Comparison of isolate CK/CR/1160/16 to other whole-genome sequences (Table 1) indicates that this isolate has the highest nucleotide sequence identity (94.03%) with DMV/1639/GA9977/2019, with which the nucleotide sequence identities for every gene were higher than 88%. The IBV sequence with the lowest identity (86.03%) was ck/CH/LHLJ/08-6. The S1 gene region is highly variable, with nucleotide sequence identities varying between 58.3–88.48% among the different IBV serotypes, due to a high mutation frequency as well as recombination events [2, 3, 11, 29]. For this reason, it is important to point out that the isolate in this study exhibits a very high sequence identity in the S1 gene (96.89%) with the Georgia 13 genotype (Ga-13/14255/14). Finally, ORF 6b shows the lowest sequence identity among all the coding regions in the genomes analyzed in this study.

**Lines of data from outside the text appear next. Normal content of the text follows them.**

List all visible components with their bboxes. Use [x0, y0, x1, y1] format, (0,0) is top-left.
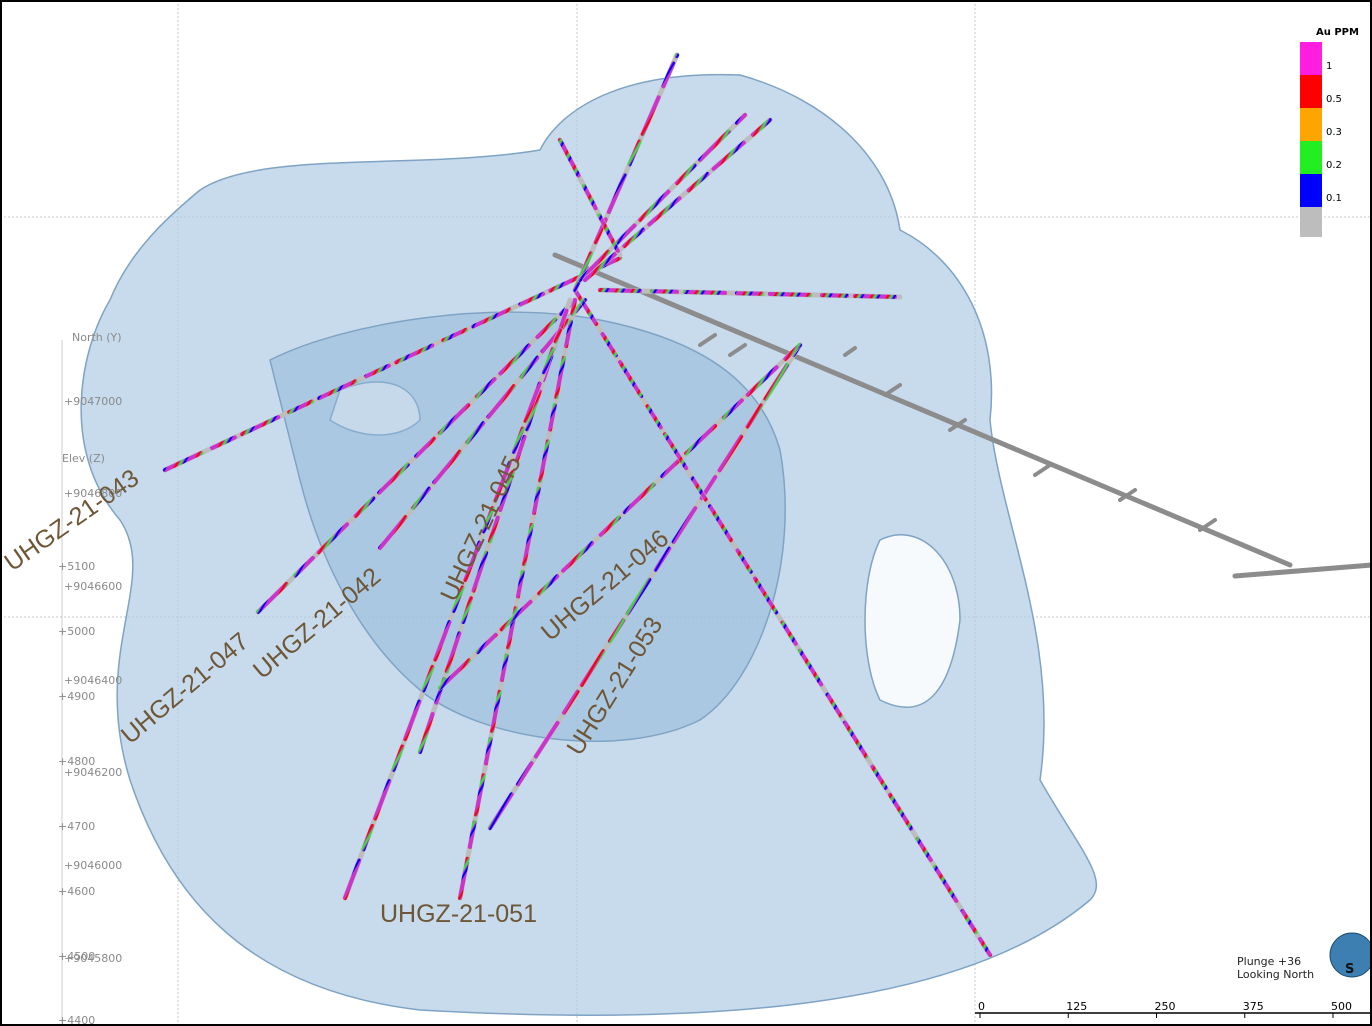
elev-tick-label: +4900 — [58, 690, 95, 703]
scale-label: 0 — [978, 1000, 985, 1013]
direction: Looking North — [1237, 968, 1314, 981]
elev-tick-label: +5000 — [58, 625, 95, 638]
north-tick-label: +9046200 — [64, 766, 122, 779]
north-tick-label: +9047000 — [64, 395, 122, 408]
legend-swatch — [1300, 75, 1322, 108]
drill-hole-assay — [598, 288, 902, 299]
drill-hole-assay — [573, 288, 992, 957]
legend-swatch — [1300, 141, 1322, 174]
drill-hole-assay — [438, 343, 802, 690]
legend-label: 0.3 — [1326, 127, 1342, 138]
axes: North (Y) Elev (Z) +9047000 +9046800 +9046… — [58, 331, 122, 1026]
drill-hole-assay — [578, 113, 747, 282]
elev-tick-label: +4500 — [58, 950, 95, 963]
decline — [552, 252, 1293, 568]
drill-hole-assay — [163, 256, 622, 472]
compass — [1329, 932, 1372, 978]
drill-hole-base — [572, 52, 680, 293]
drill-hole-assay — [256, 298, 577, 614]
legend-label: 1 — [1326, 61, 1332, 72]
legend-title: Au PPM — [1316, 27, 1359, 38]
legend-swatch — [1300, 207, 1322, 237]
north-tick-label: +9046000 — [64, 859, 122, 872]
north-tick-label: +9046800 — [64, 487, 122, 500]
elev-tick-label: +4600 — [58, 885, 95, 898]
scale-label: 500 — [1331, 1000, 1352, 1013]
legend-label: 0.2 — [1326, 160, 1342, 171]
drill-holes — [162, 52, 993, 958]
north-tick-label: +9045800 — [64, 952, 122, 965]
decline — [1232, 562, 1372, 579]
north-tick-label: +9046400 — [64, 674, 122, 687]
drill-hole-assay — [458, 298, 577, 900]
elev-tick-label: +5100 — [58, 560, 95, 573]
axis-title: Elev (Z) — [62, 452, 105, 465]
elev-tick-label: +4700 — [58, 820, 95, 833]
legend-label: 0.1 — [1326, 193, 1342, 204]
scale-bar: 0 125 250 375 500 — [975, 1000, 1372, 1018]
north-tick-label: +9046600 — [64, 580, 122, 593]
elev-tick-label: +4800 — [58, 755, 95, 768]
drill-hole-assay — [558, 138, 622, 257]
hole-label: UHGZ-21-051 — [380, 900, 537, 928]
legend-swatch — [1300, 108, 1322, 141]
drill-hole-assay — [343, 328, 562, 900]
drill-hole-assay — [488, 343, 802, 830]
elev-tick-label: +4400 — [58, 1014, 95, 1026]
compass-s: S — [1345, 962, 1354, 977]
axis-title: North (Y) — [72, 331, 122, 344]
scale-label: 125 — [1066, 1000, 1087, 1013]
drill-hole-assay — [583, 118, 772, 282]
legend-swatch — [1300, 42, 1322, 75]
solid-hole — [864, 534, 961, 708]
legend-label: 0.5 — [1326, 94, 1342, 105]
drill-hole-assay — [378, 298, 587, 550]
scale-label: 375 — [1243, 1000, 1264, 1013]
view-info: Plunge +36 Looking North S — [1237, 932, 1372, 981]
scale-label: 250 — [1155, 1000, 1176, 1013]
plunge: Plunge +36 — [1237, 955, 1301, 968]
tunnel — [552, 252, 1372, 579]
crosscut — [698, 333, 1217, 532]
legend-swatch — [1300, 174, 1322, 207]
legend: Au PPM 1 0.5 0.3 0.2 0.1 — [1300, 27, 1359, 237]
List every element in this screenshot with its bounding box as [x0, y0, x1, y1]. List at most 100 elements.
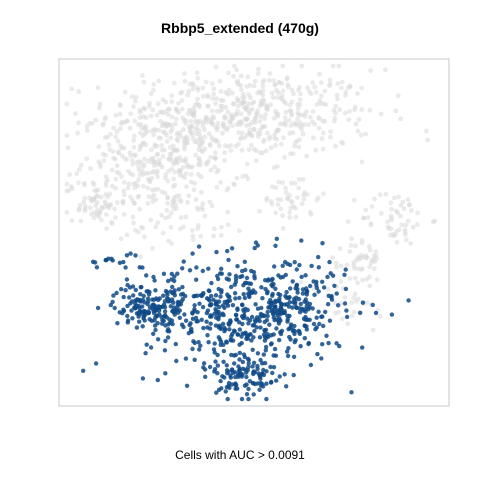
- cell-point-below-threshold: [180, 224, 186, 230]
- cell-point-above-threshold: [306, 307, 311, 312]
- cell-point-below-threshold: [91, 215, 97, 221]
- cell-point-above-threshold: [282, 310, 287, 315]
- cell-point-below-threshold: [209, 203, 215, 209]
- cell-point-above-threshold: [138, 285, 143, 290]
- cell-point-below-threshold: [103, 204, 108, 210]
- cell-point-above-threshold: [288, 286, 293, 291]
- cell-point-above-threshold: [233, 312, 239, 318]
- cell-point-below-threshold: [199, 189, 204, 195]
- cell-point-above-threshold: [283, 272, 288, 278]
- cell-point-below-threshold: [280, 226, 286, 231]
- cell-point-above-threshold: [255, 351, 261, 356]
- cell-point-above-threshold: [349, 390, 354, 395]
- cell-point-below-threshold: [312, 84, 318, 90]
- cell-point-above-threshold: [334, 341, 339, 346]
- cell-point-above-threshold: [344, 314, 350, 320]
- cell-point-below-threshold: [287, 131, 293, 136]
- cell-point-below-threshold: [247, 122, 253, 128]
- cell-point-below-threshold: [151, 87, 156, 93]
- cell-point-above-threshold: [155, 337, 161, 342]
- cell-point-below-threshold: [66, 188, 71, 194]
- cell-point-above-threshold: [146, 309, 151, 314]
- cell-point-below-threshold: [122, 89, 128, 95]
- cell-point-above-threshold: [321, 323, 326, 329]
- cell-point-below-threshold: [138, 254, 144, 260]
- cell-point-below-threshold: [108, 131, 113, 137]
- cell-point-below-threshold: [307, 209, 313, 215]
- cell-point-below-threshold: [202, 134, 208, 140]
- cell-point-above-threshold: [292, 339, 297, 345]
- cell-point-below-threshold: [163, 215, 169, 221]
- cell-point-below-threshold: [107, 147, 113, 153]
- cell-point-below-threshold: [268, 199, 274, 204]
- cell-point-above-threshold: [218, 326, 223, 332]
- cells-above-threshold-points: [81, 236, 411, 402]
- cell-point-above-threshold: [226, 369, 231, 374]
- cell-point-below-threshold: [317, 98, 323, 103]
- cell-point-above-threshold: [241, 292, 246, 297]
- cell-point-below-threshold: [112, 206, 117, 212]
- cell-point-below-threshold: [103, 152, 108, 158]
- cell-point-below-threshold: [255, 71, 261, 76]
- cell-point-above-threshold: [252, 328, 257, 334]
- cell-point-below-threshold: [130, 158, 135, 163]
- cell-point-above-threshold: [129, 308, 134, 313]
- cell-point-above-threshold: [230, 331, 235, 337]
- cell-point-below-threshold: [175, 138, 181, 144]
- cell-point-above-threshold: [251, 335, 256, 340]
- cell-point-above-threshold: [237, 350, 242, 356]
- cell-point-below-threshold: [280, 180, 285, 186]
- cell-point-above-threshold: [406, 298, 411, 303]
- cell-point-below-threshold: [244, 161, 250, 167]
- cell-point-below-threshold: [358, 132, 364, 138]
- cell-point-above-threshold: [284, 384, 289, 389]
- cell-point-below-threshold: [310, 80, 316, 86]
- cell-point-above-threshold: [144, 289, 149, 294]
- cell-point-above-threshold: [319, 314, 324, 319]
- cell-point-below-threshold: [74, 171, 80, 177]
- cell-point-above-threshold: [108, 302, 114, 308]
- cell-point-above-threshold: [140, 324, 145, 329]
- cell-point-below-threshold: [82, 195, 88, 201]
- cell-point-below-threshold: [196, 131, 202, 137]
- cell-point-above-threshold: [265, 291, 270, 296]
- cell-point-below-threshold: [298, 91, 303, 97]
- cell-point-below-threshold: [195, 207, 201, 212]
- cell-point-below-threshold: [101, 158, 107, 164]
- cell-point-above-threshold: [269, 303, 274, 308]
- cell-point-above-threshold: [246, 321, 251, 326]
- cell-point-below-threshold: [364, 300, 369, 305]
- cell-point-below-threshold: [168, 224, 174, 230]
- cell-point-below-threshold: [184, 184, 189, 190]
- cell-point-above-threshold: [250, 347, 255, 352]
- cell-point-below-threshold: [220, 103, 225, 109]
- cell-point-above-threshold: [201, 325, 206, 331]
- cell-point-below-threshold: [319, 136, 325, 142]
- cell-point-above-threshold: [255, 306, 261, 311]
- cell-point-above-threshold: [192, 303, 197, 308]
- cell-point-below-threshold: [140, 183, 146, 189]
- cell-point-below-threshold: [287, 108, 293, 114]
- cell-point-below-threshold: [164, 138, 170, 144]
- cell-point-above-threshold: [164, 290, 170, 295]
- cell-point-below-threshold: [234, 80, 240, 85]
- cell-point-below-threshold: [367, 107, 373, 113]
- cell-point-below-threshold: [316, 115, 321, 121]
- cell-point-below-threshold: [275, 112, 281, 117]
- cell-point-above-threshold: [194, 277, 199, 282]
- cell-point-above-threshold: [305, 317, 310, 322]
- cell-point-below-threshold: [333, 143, 338, 149]
- cell-point-above-threshold: [172, 293, 177, 298]
- cell-point-below-threshold: [349, 236, 355, 242]
- cell-point-below-threshold: [121, 212, 127, 217]
- cell-point-above-threshold: [216, 315, 221, 320]
- cell-point-above-threshold: [231, 328, 237, 333]
- cell-point-below-threshold: [260, 83, 266, 89]
- cell-point-below-threshold: [345, 321, 350, 327]
- cell-point-above-threshold: [253, 302, 258, 307]
- cell-point-above-threshold: [215, 363, 220, 368]
- cell-point-below-threshold: [360, 277, 365, 283]
- cell-point-below-threshold: [155, 186, 161, 192]
- cell-point-above-threshold: [95, 305, 101, 311]
- cell-point-below-threshold: [179, 98, 185, 103]
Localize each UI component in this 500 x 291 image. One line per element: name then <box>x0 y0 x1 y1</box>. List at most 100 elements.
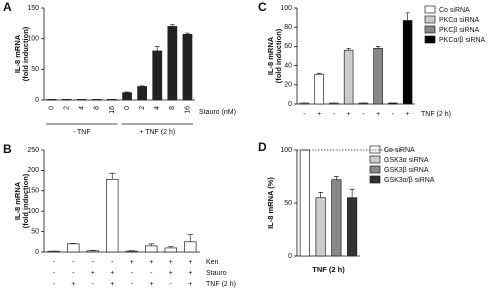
row-sign: + <box>91 270 95 277</box>
y-axis-label: (fold induction) <box>21 26 30 81</box>
bar <box>125 250 138 253</box>
bar <box>152 50 163 101</box>
row-sign: + <box>376 111 380 118</box>
y-tick-label: 100 <box>27 208 39 215</box>
bar <box>164 247 177 253</box>
error-bar <box>139 85 145 87</box>
bar <box>137 86 148 101</box>
row-sign: - <box>150 270 153 277</box>
y-axis-label: (fold induction) <box>21 173 30 228</box>
legend-swatch <box>369 175 381 184</box>
row-sign: + <box>149 281 153 288</box>
legend-swatch <box>424 35 436 44</box>
bar <box>314 73 324 105</box>
x-tick-label: 8 <box>169 106 176 110</box>
row-sign: - <box>111 259 114 266</box>
legend-label: PKCβ siRNA <box>439 27 480 34</box>
y-axis-label: IL-8 mRNA <box>13 34 22 73</box>
error-bar <box>187 234 194 242</box>
bar <box>167 26 178 101</box>
y-tick-label: 0 <box>35 97 39 104</box>
row-sign: - <box>53 270 56 277</box>
bar <box>106 179 119 253</box>
x-tick-label: 4 <box>154 106 161 110</box>
panel-letter: A <box>3 0 12 14</box>
row-sign: + <box>169 259 173 266</box>
y-axis-label: IL-8 mRNA <box>266 36 275 75</box>
panel-letter: D <box>258 140 267 154</box>
row-sign: + <box>188 270 192 277</box>
x-tick-label: 16 <box>109 106 116 114</box>
row-sign: - <box>53 259 56 266</box>
error-bar <box>318 192 323 198</box>
error-bar <box>185 32 190 35</box>
x-tick-label: 0 <box>48 106 55 110</box>
legend-swatch <box>424 5 436 14</box>
row-sign: - <box>92 281 95 288</box>
panel-letter: B <box>3 142 12 156</box>
row-sign: + <box>188 259 192 266</box>
y-tick-label: 250 <box>27 147 39 154</box>
y-tick-label: 60 <box>284 43 292 50</box>
row-label: Ken <box>206 259 219 266</box>
error-bar <box>334 176 339 180</box>
row-sign: + <box>71 281 75 288</box>
legend-label: PKCα siRNA <box>439 17 480 24</box>
y-tick-label: 100 <box>280 5 292 12</box>
bar <box>402 20 413 105</box>
row-sign: - <box>303 111 306 118</box>
panel-letter: C <box>258 0 267 14</box>
legend-swatch <box>369 145 381 154</box>
y-tick-label: 50 <box>31 228 39 235</box>
y-tick-label: 50 <box>284 200 292 207</box>
bar <box>331 179 342 257</box>
error-bar <box>316 72 322 75</box>
bar <box>373 47 383 105</box>
y-tick-label: 0 <box>288 101 292 108</box>
y-tick-label: 200 <box>27 167 39 174</box>
y-tick-label: 0 <box>288 253 292 260</box>
row-sign: - <box>362 111 365 118</box>
x-axis-label: Stauro (nM) <box>199 109 236 116</box>
error-bar <box>375 46 381 49</box>
row-label: TNF (2 h) <box>421 111 451 118</box>
bar <box>315 197 326 257</box>
y-axis-label: IL-8 mRNA (%) <box>266 177 275 229</box>
row-sign: - <box>92 259 95 266</box>
legend-label: GSK3α siRNA <box>384 157 429 164</box>
row-sign: + <box>130 259 134 266</box>
row-label: TNF (2 h) <box>206 281 236 288</box>
error-bar <box>109 172 116 180</box>
y-axis-label: IL-8 mRNA <box>13 181 22 220</box>
y-tick-label: 100 <box>27 36 39 43</box>
row-sign: + <box>110 270 114 277</box>
legend-label: Co siRNA <box>439 7 470 14</box>
error-bar <box>154 46 160 51</box>
row-sign: - <box>170 281 173 288</box>
bar <box>67 243 80 253</box>
error-bar <box>148 243 155 246</box>
legend-swatch <box>369 165 381 174</box>
x-axis-label: TNF (2 h) <box>312 265 345 274</box>
row-sign: + <box>169 270 173 277</box>
error-bar <box>405 12 410 21</box>
y-tick-label: 150 <box>27 188 39 195</box>
y-axis-label: (fold induction) <box>274 28 283 83</box>
legend-label: GSK3β siRNA <box>384 167 429 174</box>
legend-label: GSK3α/β siRNA <box>384 177 435 184</box>
bar <box>182 34 193 101</box>
bar <box>343 49 354 105</box>
row-sign: + <box>110 281 114 288</box>
row-sign: - <box>333 111 336 118</box>
error-bar <box>124 91 130 93</box>
row-sign: - <box>72 259 75 266</box>
row-sign: + <box>317 111 321 118</box>
x-tick-label: 4 <box>79 106 86 110</box>
legend-swatch <box>369 155 381 164</box>
legend-swatch <box>424 15 436 24</box>
y-tick-label: 40 <box>284 62 292 69</box>
row-sign: - <box>131 270 134 277</box>
x-tick-label: 8 <box>94 106 101 110</box>
y-tick-label: 150 <box>27 5 39 12</box>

Two possible recombination points were detected, shown in at least six of the seven models using RDP4 software. The first event has a beginning breakpoint position at nucleotide 20,410 and an ending breakpoint position at 23,695 that is found in the S gene (Fig. 2a). In this case, the minor parent was inferred as a Massachusetts (FJ904722) strain, and the putative major parent was determined as a Connecticut type (KF696629). The second recombination event starts at nucleotide 24,291 and ends at position 25,518 in the sequence. The major parent belongs to an Arkansas type (EU418976), and the minor parent to Ma5 (KY6226045), comprising a part of the E, M, 4B and 4C genes (Fig. 2b). Recombination hotspots in region S of the genome, which are associated with the appearance of new virus variants have been described in the past [22, 33]. Recombination events in genes 3 and M have also been detected previously [22, 33].

Fig. 2
figure 2

RDP4 recombination plot and confirmation table of the recombination events detected on isolate CK/CR/1160/16. Putative recombination regions are shaded in red. a Breakpoint 20,410–23,695. The minor parent was inferred as Mass41.V and the putative major parent was determined as Conn.V. b Breakpoint 24,291–25,518. The major parent was inferred as ArkDPI11 and the putative minor parent was determined as Ma5.V

Our results show that the 2016 outbreak of IBV in Costa Rica was caused by a virus that belongs to the GI-17 group, which includes strains native to the United States. More specifically, we confirmed that the outbreak was caused by a Ga-13/14255/14 strain similar to the one that circulated in the United States during in 2016 [16, 30]. Our whole genome analyses provide the first evidence that the isolate CK/CR/1160/16 may be the result of the recombination of at least four different variants (Mass, Connecticut, Arkansas and Ma5). Detection of recombination events supports the need to maintain epidemiological surveillance, monitor the variants present in Latin America and optimize vaccination schemes, as outbreaks usually originate from variants not covered by vaccine serotypes [35].

The raw data of isolate CK/CR/1160/16 of the GA13-like strain has been deposited in the Sequence Read Archive (SRA) under number SRR10547950, BioProject number PRJNA592262, and BioSample number SAMN13419001 of the NCBI. The whole-sequence of the genome, has been uploaded in the GenBank database under accession number MN757859.